U.S. Secretary of State Mike Pompeo plans to travel to Ukraine next week as part of a weeklong regional tour that would also include legs in Britain, Belarus, Kazakhstan, and Uzbekistan, the State Department said on January 24.
Pompeo is due to fly from London to Kyiv on January 30 for his first visit to Ukraine as the U.S. top diplomat, amid an acrimonious impeachment trial currently under way in the Senate on whether to remove President Donald Trump from office.
A July 25, 2019 phone call between Trump and Ukrainian President Volodymyr Zelenskiy is at the center of the trial. A transcript of the conversation revealed that the U.S. president had urged his Ukrainian counterpart to investigate his political rival, Joe Biden, and his son. Critics say crucial military aid to Kyiv was withheld as leverage.
In Kyiv, Pompeo will meet with Zelenskiy, Ukrainian Foreign Minister Vadym Prystayko, and Defense Minister Andriy Zahorodnyuk to “highlight U.S. support for Ukraine’s sovereignty and territorial integrity,” State Department spokeswoman Morgan Ortagus said in a statement.
Ortagus said the state secretary will also meet with religious, civil society, and business community leaders, and attend a wreath-laying ceremony to honor those fallen in the conflict in eastern Ukraine, where fighting between Ukrainian government forces and Russia-backed separatists has killed more than 13,000 people since April 2014.
Pompeo will next head to Minsk on February 1, becoming the highest-level U.S. official to visit Belarus since diplomatic relations with the United States were frayed more than a decade ago.
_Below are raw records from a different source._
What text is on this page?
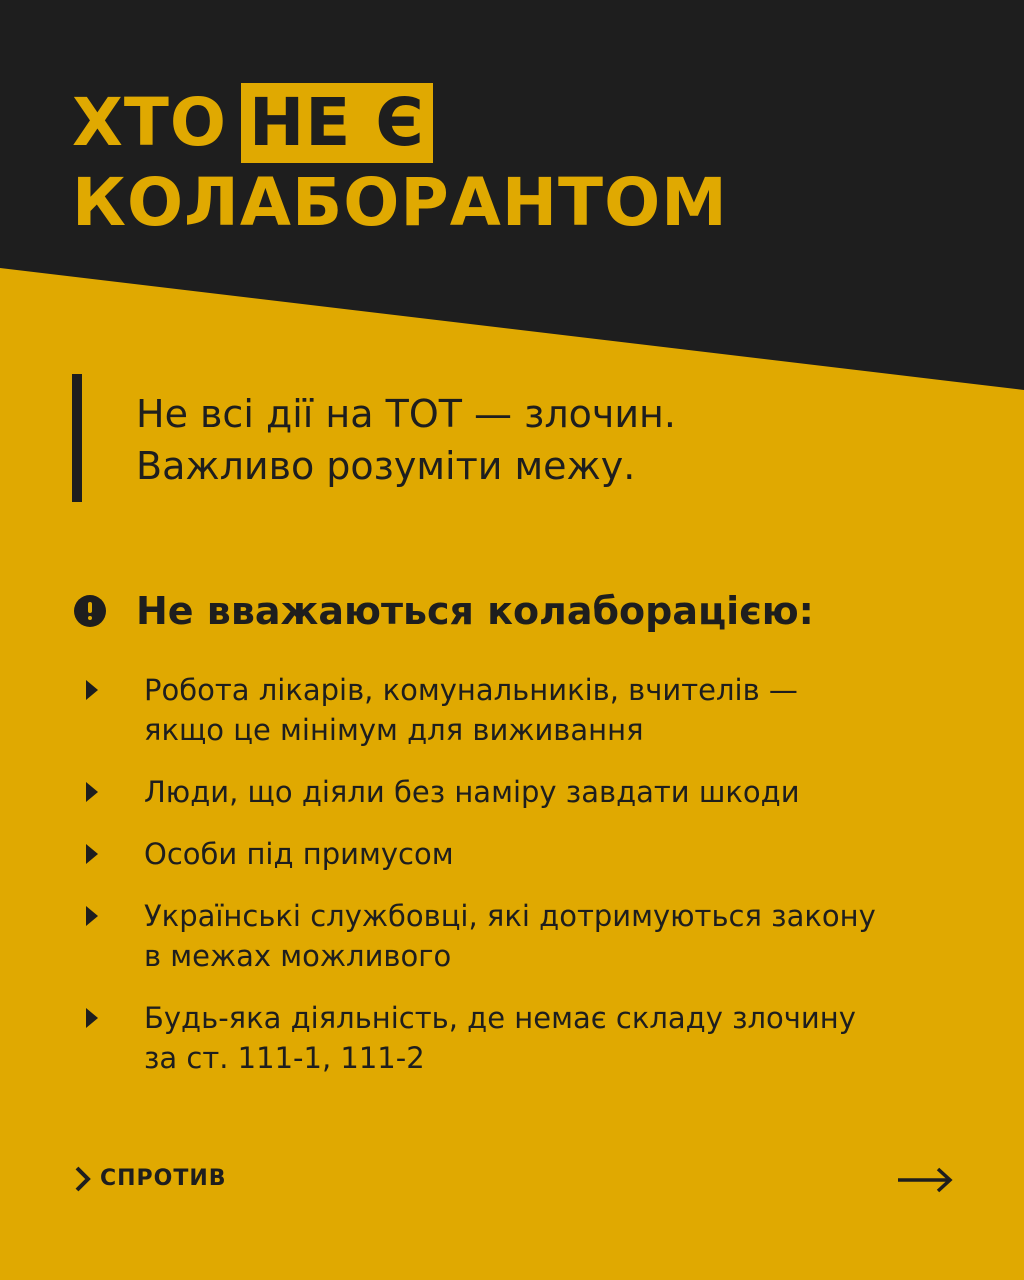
ХТО НЕ Є
КОЛАБОРАНТОМ
Не всі дії на ТОТ — злочин.
Важливо розуміти межу.
Не вважаються колаборацією:
Робота лікарів, комунальників, вчителів —
якщо це мінімум для виживання
Люди, що діяли без наміру завдати шкоди
Особи під примусом
Українські службовці, які дотримуються закону
в межах можливого
Будь-яка діяльність, де немає складу злочину
за ст. 111-1, 111-2
СПРОТИВ
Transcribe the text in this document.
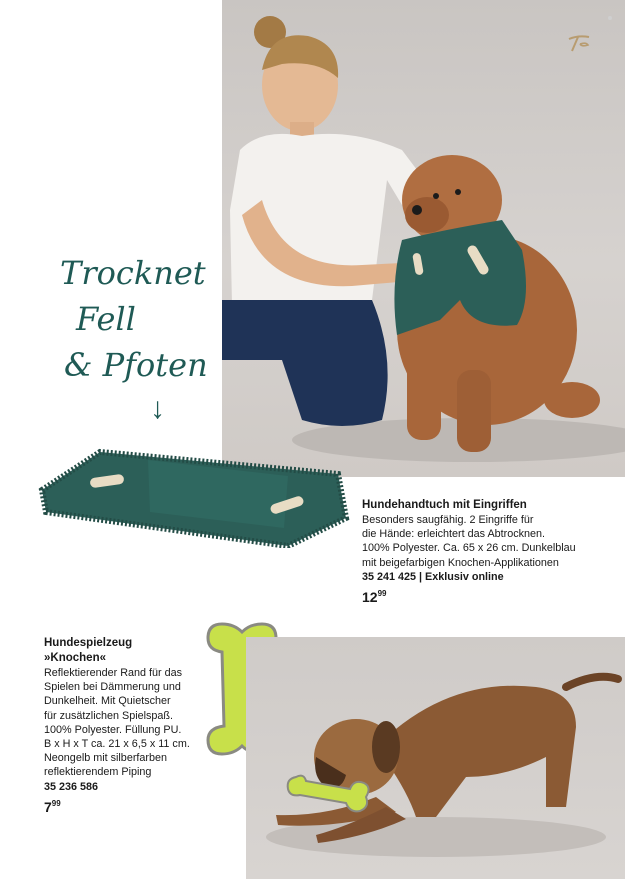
Trocknet
Fell
& Pfoten
↓
Hundehandtuch mit Eingriffen
Besonders saugfähig. 2 Eingriffe für
die Hände: erleichtert das Abtrocknen.
100% Polyester. Ca. 65 x 26 cm. Dunkelblau
mit beigefarbigen Knochen-Applikationen
35 241 425 | Exklusiv online
$12^{99}$
Hundespielzeug
»Knochen«
Reflektierender Rand für das
Spielen bei Dämmerung und
Dunkelheit. Mit Quietscher
für zusätzlichen Spielspaß.
100% Polyester. Füllung PU.
B x H x T ca. 21 x 6,5 x 11 cm.
Neongelb mit silberfarben
reflektierendem Piping
35 236 586
$7^{99}$
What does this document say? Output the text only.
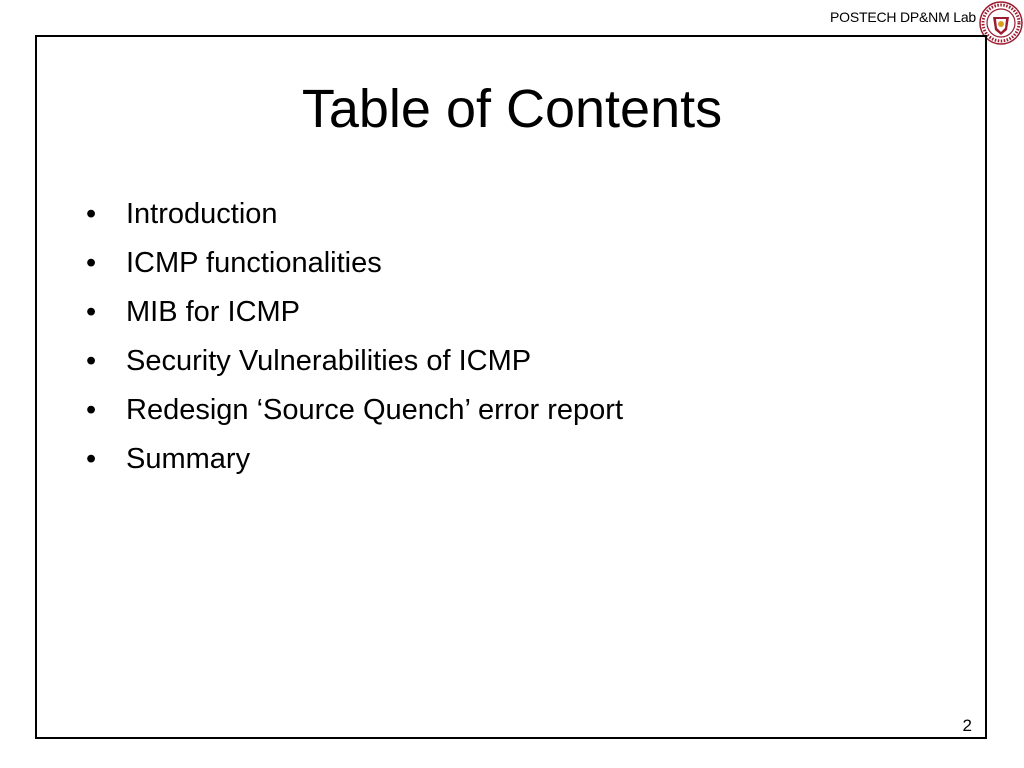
POSTECH DP&NM Lab
Table of Contents
• Introduction
• ICMP functionalities
• MIB for ICMP
• Security Vulnerabilities of ICMP
• Redesign ‘Source Quench’ error report
• Summary
2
He will meet with Belarusian President Alyaksandr Lukashenka and Foreign Minister Uladzimer Makey to “underscore the U.S. commitment to a sovereign, independent, stable, and prosperous Belarus, and affirm our desire to normalize our bilateral relations,” Ortagus said.
After the Belarusian capital, Pompeo will travel to Nur-Sultan for talks with Kazakh President Qasym-Zhomart Toqaev, his predecessor Nursultan Nazarbaev, and Foreign Minister Mukhtar Tileuberdi aimed at reaffirming “our shared commitment to peace, prosperity, and security in Central Asia,” according to the statement.
On February 2-3 in Tashkent, Pompeo is set to “underscore U.S. support for Uzbekistan’s reforms and the country’s sovereignty, independence, and territorial integrity” during talks with President Shavkat Mirziyoev and Foreign Minister Abdulaziz Kamilov.
While in the Uzbek capital, the state secretary is to attend a meeting with the foreign ministers of Kazakhstan, Kyrgyzstan, Tajikistan, Turkmenistan, and Uzbekistan to “stress U.S. support for a better connected, more prosperous, and more secure Central Asia.”
Amid growing tensions in the Middle East, Pompeo on January 1 canceled a planned trip to Kyiv, Minsk, Nur-Sultan, and Tashkent that was scheduled to start two days later.